943-最短超级串(Find the Shortest Superstring)

原文链接: https://leetcode-cn.com/problems/find-the-shortest-superstring

英文原文

Given an array of strings words, return the smallest string that contains each string in words as a substring. If there are multiple valid strings of the smallest length, return any of them.

You may assume that no string in words is a substring of another string in words.

Example 1:

Input: words = ["alex","loves","leetcode"]
Output: "alexlovesleetcode"
Explanation: All permutations of "alex","loves","leetcode" would also be accepted.

Example 2:

Input: words = ["catg","ctaagt","gcta","ttca","atgcatc"]
Output: "gctaagttcatgcatc"

Constraints:

1 <= words.length <= 12
1 <= words[i].length <= 20
words[i] consists of lowercase English letters.
All the strings of words are unique.

中文题目

给定一个字符串数组 words，找到以 words 中每个字符串作为子字符串的最短字符串。如果有多个有效最短字符串满足题目条件，返回其中 任意一个 即可。

我们可以假设 words 中没有字符串是 words 中另一个字符串的子字符串。

示例 1：

输入：words = ["alex","loves","leetcode"]
输出："alexlovesleetcode"
解释："alex"，"loves"，"leetcode" 的所有排列都会被接受。

示例 2：

输入：words = ["catg","ctaagt","gcta","ttca","atgcatc"]
输出："gctaagttcatgcatc"

提示：

1 <= words.length <= 12
1 <= words[i].length <= 20
words[i] 由小写英文字母组成
words 中的所有字符串 互不相同

通过代码

官方题解

方法一：动态规划

由于没有一个字符串是另一个字符串的子串，因此最优的方法是：将这些字符串排成一行，对于每两个相邻的字符串，将前一个字符串的后缀和后一个字符串的前缀的重复部分合并，得到的长字符串就是最优的答案。也就是说，如果需要最后的字符串最短，就需要让这些字符串的重复部分最长。

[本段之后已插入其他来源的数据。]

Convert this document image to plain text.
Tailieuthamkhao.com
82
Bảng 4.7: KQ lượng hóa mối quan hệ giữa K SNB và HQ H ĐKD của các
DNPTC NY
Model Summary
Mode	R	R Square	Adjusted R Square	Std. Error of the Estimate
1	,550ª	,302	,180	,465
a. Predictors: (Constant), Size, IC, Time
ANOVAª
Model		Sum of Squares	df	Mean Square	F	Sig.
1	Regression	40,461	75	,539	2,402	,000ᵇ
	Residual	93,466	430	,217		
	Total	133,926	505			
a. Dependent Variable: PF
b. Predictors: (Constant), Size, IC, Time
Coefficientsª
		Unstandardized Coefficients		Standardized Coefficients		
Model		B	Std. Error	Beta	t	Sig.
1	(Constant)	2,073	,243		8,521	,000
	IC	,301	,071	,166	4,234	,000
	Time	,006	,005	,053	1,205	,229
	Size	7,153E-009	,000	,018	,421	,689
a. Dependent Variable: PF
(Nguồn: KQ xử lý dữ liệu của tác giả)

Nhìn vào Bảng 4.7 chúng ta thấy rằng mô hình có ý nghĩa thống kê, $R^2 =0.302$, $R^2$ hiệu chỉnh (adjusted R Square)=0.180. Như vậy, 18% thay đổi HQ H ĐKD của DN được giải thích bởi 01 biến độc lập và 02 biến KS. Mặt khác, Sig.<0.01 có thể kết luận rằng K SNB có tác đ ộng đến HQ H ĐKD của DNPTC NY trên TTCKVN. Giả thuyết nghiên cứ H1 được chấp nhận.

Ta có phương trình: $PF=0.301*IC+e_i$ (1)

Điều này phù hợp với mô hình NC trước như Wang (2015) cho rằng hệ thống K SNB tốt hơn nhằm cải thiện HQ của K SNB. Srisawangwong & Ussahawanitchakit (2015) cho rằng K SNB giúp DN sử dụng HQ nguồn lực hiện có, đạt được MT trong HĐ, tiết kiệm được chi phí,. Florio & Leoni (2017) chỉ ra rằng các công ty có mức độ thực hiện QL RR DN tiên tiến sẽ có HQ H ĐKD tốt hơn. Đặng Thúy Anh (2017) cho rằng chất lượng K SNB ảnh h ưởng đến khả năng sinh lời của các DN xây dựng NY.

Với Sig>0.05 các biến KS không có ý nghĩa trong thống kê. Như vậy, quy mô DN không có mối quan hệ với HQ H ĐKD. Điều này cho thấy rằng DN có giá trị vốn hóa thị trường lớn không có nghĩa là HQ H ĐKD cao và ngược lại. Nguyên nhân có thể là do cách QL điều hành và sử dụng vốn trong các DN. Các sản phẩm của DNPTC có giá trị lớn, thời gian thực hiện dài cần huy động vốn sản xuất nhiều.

假设我们已经选出了若干个字符串将它们排成一行且合并了重复部分，并且最后一个选出的字符串是 A[i]，那么如果我们现在选出一个新的字符串 A[j]，那么重复部分的长度会增加 overlap(A[i], A[j])，而与在 A[i] 之前选取了哪些字符串无关。

因此我们可以使用动态规划来解决这个问题。设 dp(mask, i) 表示已经选出的字符串为 mask（mask 是一个长度为 A.length 的二进制数，它的第 k 位如果为 1，则表示第 k 个字符串已经选出，否则表示第 k 个字符串没有被选出），且最后一个选出的字符串是 A[i] 时的重复部分的最大长度。在状态转移时，我们枚举下一个选出的字符串 j，就有

dp(mask ^ (1 << j), j) = max{overlap(A[i], A[j]) + dp(mask, i)}

当然 dp(mask, i) 只记录了重复部分的最大长度，要得到这个最大长度对应的字符串，我们还需要记录一下每个状态从哪个状态转移得来，最后通过逆推的方式还原这个字符串。

算法

我们的算法包括三个部分：

预先计算出所有的 overlap(A[i], A[j])；
使用动态规划计算出所有的 dp(mask, i)，并记录每个状态从哪个状态转移得来，记为 parent；
通过 parent 还原这个字符串。

[sol1]
class Solution {
    public String shortestSuperstring(String[] A) {
        int N = A.length;

        // Populate overlaps
        int[][] overlaps = new int[N][N];
        for (int i = 0; i < N; ++i)
            for (int j = 0; j < N; ++j) if (i != j) {
                int m = Math.min(A[i].length(), A[j].length());
                for (int k = m; k >= 0; --k)
                    if (A[i].endsWith(A[j].substring(0, k))) {
                        overlaps[i][j] = k;
                        break;
                    }
            }

        // dp[mask][i] = most overlap with mask, ending with ith element
        int[][] dp = new int[1<<N][N];
        int[][] parent = new int[1<<N][N];
        for (int mask = 0; mask < (1<<N); ++mask) {
            Arrays.fill(parent[mask], -1);

            for (int bit = 0; bit < N; ++bit) if (((mask >> bit) & 1) > 0) {
                // Let's try to find dp[mask][bit].  Previously, we had
                // a collection of items represented by pmask.
                int pmask = mask ^ (1 << bit);
                if (pmask == 0) continue;
                for (int i = 0; i < N; ++i) if (((pmask >> i) & 1) > 0) {
                    // For each bit i in pmask, calculate the value
                    // if we ended with word i, then added word 'bit'.
                    int val = dp[pmask][i] + overlaps[i][bit];
                    if (val > dp[mask][bit]) {
                        dp[mask][bit] = val;
                        parent[mask][bit] = i;
                    }
                }
            }
        }

        // # Answer will have length sum(len(A[i]) for i) - max(dp[-1])
        // Reconstruct answer, first as a sequence 'perm' representing
        // the indices of each word from left to right.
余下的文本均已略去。